Grèce : interdire les réseaux sociaux aux mineurs, est-ce nier leurs droits ?
Le gouvernement grec vient d’annoncer une mesure inédite en Europe. Dès janvier 2027, les moins de 15 ans n’auront plus accès aux réseaux sociaux sur le territoire hellénique. La Grèce devient le premier pays de l’Union européenne à fixer un tel seuil. L’Australie a adopté une mesure comparable, fixée à 16 ans. Ces décisions relancent un débat que l’on ne peut pas esquiver : une telle interdiction viole-t-elle les droits humains ?
La question mérite qu’on la prenne au sérieux. L’article 19 de la Déclaration Universelle des Droits de l’Homme garantit à chacun la liberté d’expression et le droit de chercher, recevoir et répandre des informations. Certains brandissent cet article pour s’opposer à toute restriction d’accès numérique, y compris pour les enfants. Ce raisonnement a l’apparence de la rigueur. Il en a surtout l’apparence.
Car la DUDH n’est pas un buffet. On ne choisit pas un article en ignorant les autres.
L’article 29 est rarement cité dans ces débats. Il précise pourtant que l’exercice des droits peut être soumis à des restrictions fixées par la loi, lorsque celles-ci visent à assurer la reconnaissance et le respect des droits d’autrui. Un enfant de 12 ans n’a pas la même capacité qu’un adulte à évaluer les risques, à consentir, à se protéger des mécanismes conçus précisément pour capter son attention. La mesure grecque ne supprime pas la parole des jeunes. Elle régule un accès. Ce n’est pas la même chose.
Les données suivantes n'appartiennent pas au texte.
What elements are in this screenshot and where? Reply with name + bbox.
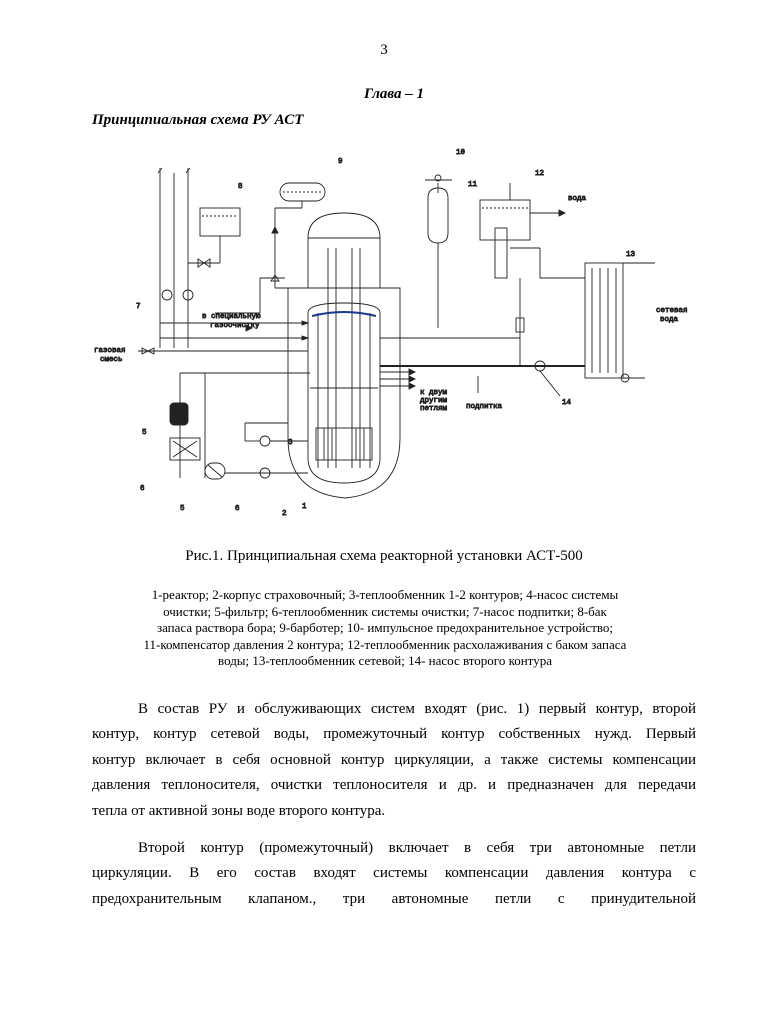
fig-label-9: 9 [338, 158, 343, 166]
page-number: 3 [380, 42, 388, 58]
fig-label-to-two-1: к двум [420, 389, 448, 397]
fig-label-gas-2: смесь [100, 356, 123, 364]
reactor-assembly [288, 213, 400, 498]
fig-label-1: 1 [302, 503, 307, 511]
fig-label-14: 14 [562, 399, 572, 407]
legend-line: 1-реактор; 2-корпус страховочный; 3-теплообменник 1-2 контуров; 4-насос системы [151, 587, 619, 602]
fig-label-gas-1: газовая [94, 347, 126, 355]
paragraph-line: контур включает в себя основной контур циркуляции, а также системы компенсации [92, 751, 696, 768]
legend-line: запаса раствора бора; 9-барботер; 10- импульсное предохранительное устройство; [156, 620, 614, 636]
fig-label-10: 10 [456, 149, 466, 157]
second-loop-piping [380, 278, 585, 396]
fig-label-6a: 6 [140, 485, 145, 493]
fig-label-11: 11 [468, 181, 478, 189]
fig-label-5a: 5 [142, 429, 147, 437]
fig-label-12: 12 [535, 170, 545, 178]
boron-tank-8 [188, 208, 240, 267]
fig-label-6b: 6 [235, 505, 240, 513]
paragraph-line: давления теплоносителя, очистки теплоносителя и др. и предназначен для передачи [92, 777, 696, 794]
legend-line: воды; 13-теплообменник сетевой; 14- насос второго контура [218, 653, 552, 669]
fig-label-7: 7 [136, 303, 141, 311]
paragraph-line: циркуляции. В его состав входят системы компенсации давления контура с [92, 865, 696, 882]
figure-caption: Рис.1. Принципиальная схема реакторной установки АСТ-500 [185, 548, 583, 564]
paragraph-line: тепла от активной зоны воде второго контура. [92, 802, 386, 819]
cleaning-system [170, 373, 310, 479]
fig-label-to-two-2: другим [420, 397, 448, 405]
fig-label-network-1: сетевая [656, 307, 688, 315]
fig-label-network-2: вода [660, 316, 679, 324]
bubbler-9 [271, 183, 325, 288]
legend-line: очистки; 5-фильтр; 6-теплообменник системы очистки; 7-насос подпитки; 8-бак [163, 603, 607, 619]
legend-line: 11-компенсатор давления 2 контура; 12-теплообменник расхолаживания с баком запаса [143, 636, 627, 652]
paragraph-line: контур, контур сетевой воды, промежуточный контур собственных нужд. Первый [92, 726, 696, 743]
body-paragraph-2 [92, 836, 696, 912]
fig-label-3: 3 [288, 439, 293, 447]
fig-label-2: 2 [282, 510, 287, 518]
network-heat-exchanger-13 [510, 248, 655, 382]
fig-label-special-2: газоочистку [210, 322, 260, 330]
reactor-schematic-svg [70, 138, 710, 528]
fig-label-8: 8 [238, 183, 243, 191]
chapter-title: Глава – 1 [363, 86, 425, 102]
fig-label-5b: 5 [180, 505, 185, 513]
fig-label-water: вода [568, 195, 587, 203]
fig-label-13: 13 [626, 251, 636, 259]
body-paragraph-1 [92, 697, 696, 824]
fig-label-to-two-3: петлям [420, 405, 448, 413]
section-title: Принципиальная схема РУ АСТ [92, 112, 304, 128]
fig-label-makeup: подпитка [466, 403, 503, 411]
paragraph-line: Второй контур (промежуточный) включает в себя три автономные петли [138, 840, 696, 856]
fig-label-special-1: в специальную [202, 313, 261, 321]
reactor-schematic-figure [70, 138, 710, 528]
paragraph-line: предохранительным клапаном., три автономные петли с принудительной [92, 890, 696, 907]
figure-legend [100, 587, 670, 670]
top-right-devices [425, 175, 565, 328]
paragraph-line: В состав РУ и обслуживающих систем входят (рис. 1) первый контур, второй [138, 701, 696, 717]
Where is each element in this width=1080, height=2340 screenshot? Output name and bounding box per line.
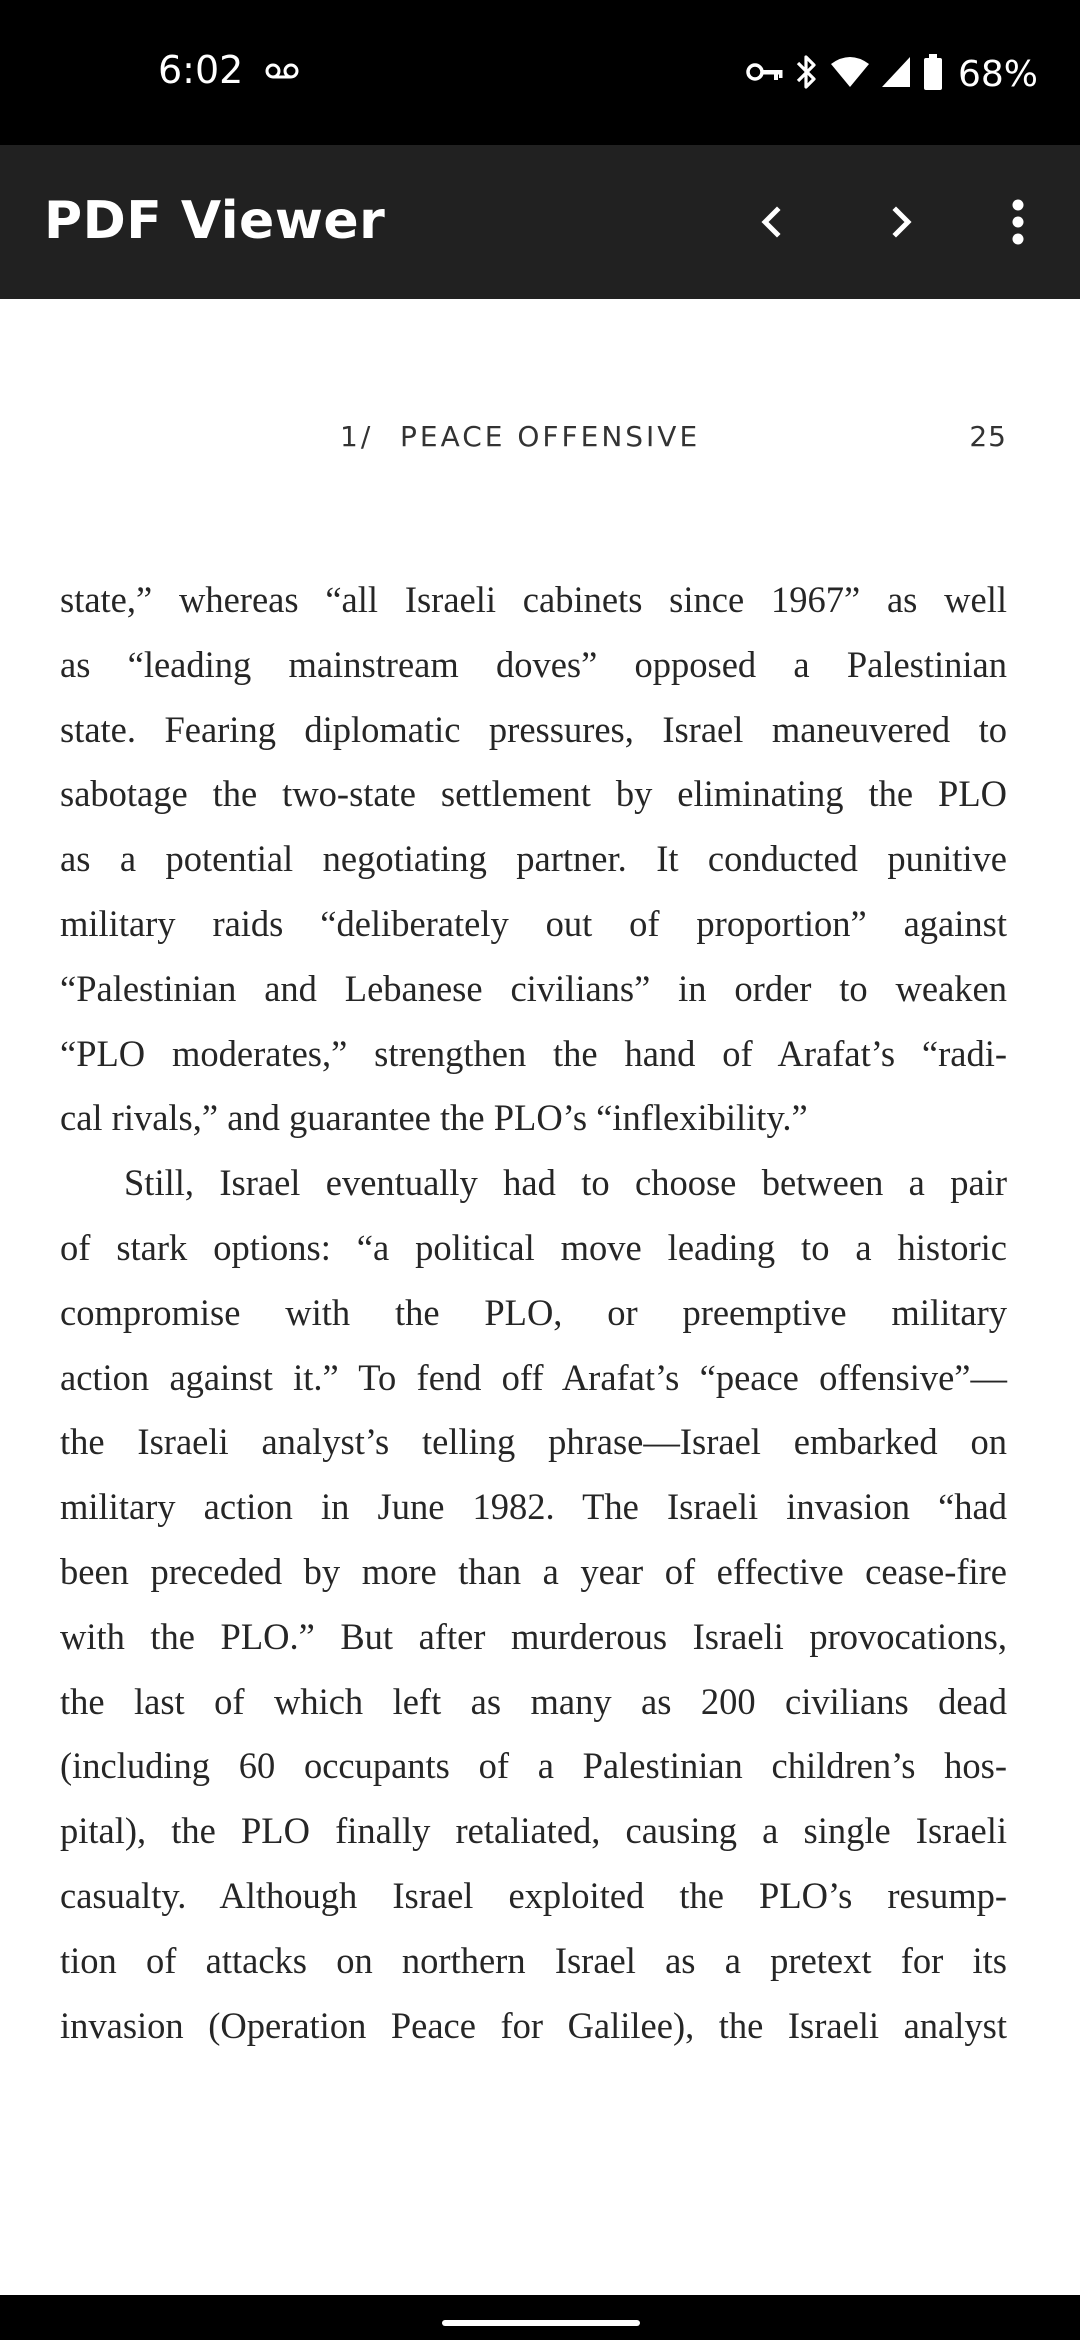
chapter-number: 1/ xyxy=(340,420,374,453)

Il y a un autre risque, moins visible mais tout aussi réel. Quand on invoque l’article 19 pour défendre l’accès d’un enfant à une plateforme commerciale optimisée par des algorithmes, on affaiblit ce même droit pour ceux qui en ont le plus besoin : les journalistes emprisonnés, les dissidents réduits au silence, les minorités censurées. Les droits humains ont une portée précise. Chaque usage approximatif érode cette portée.
La protection n’est pas l’opposé de la liberté. Elle en est parfois la condition. Un enfant qui sort de l’école a le droit de se déplacer librement. Ce droit n’est pas nié parce que ses parents lui apprennent à traverser sur les passages piétons ou l’accompagnent dans des environnements dangereux. La question n’est pas de savoir si les jeunes ont des droits. Ils en ont. La question est de savoir quel environnement leur permet de les exercer réellement.
La mesure grecque n’est pas parfaite. Les défis techniques sont réels, les risques d’inégalités aussi. Mais le débat qu’elle ouvre est utile, à condition qu’il reste ancré dans une lecture honnête des textes.
Articles de la DUDH concernés
Article 12 : Protection de la vie privée et de la correspondance contre toute immixtion arbitraire.
Article 19 : Liberté d’opinion et d’expression, droit de chercher, recevoir et répandre des informations par tout moyen.
Article 29 : L’exercice des droits peut être soumis à des restrictions fixées par la loi, dans le but d’assurer la reconnaissance et le respect des droits d’autrui et de satisfaire aux justes exigences de la morale, de l’ordre public et du bien-être général.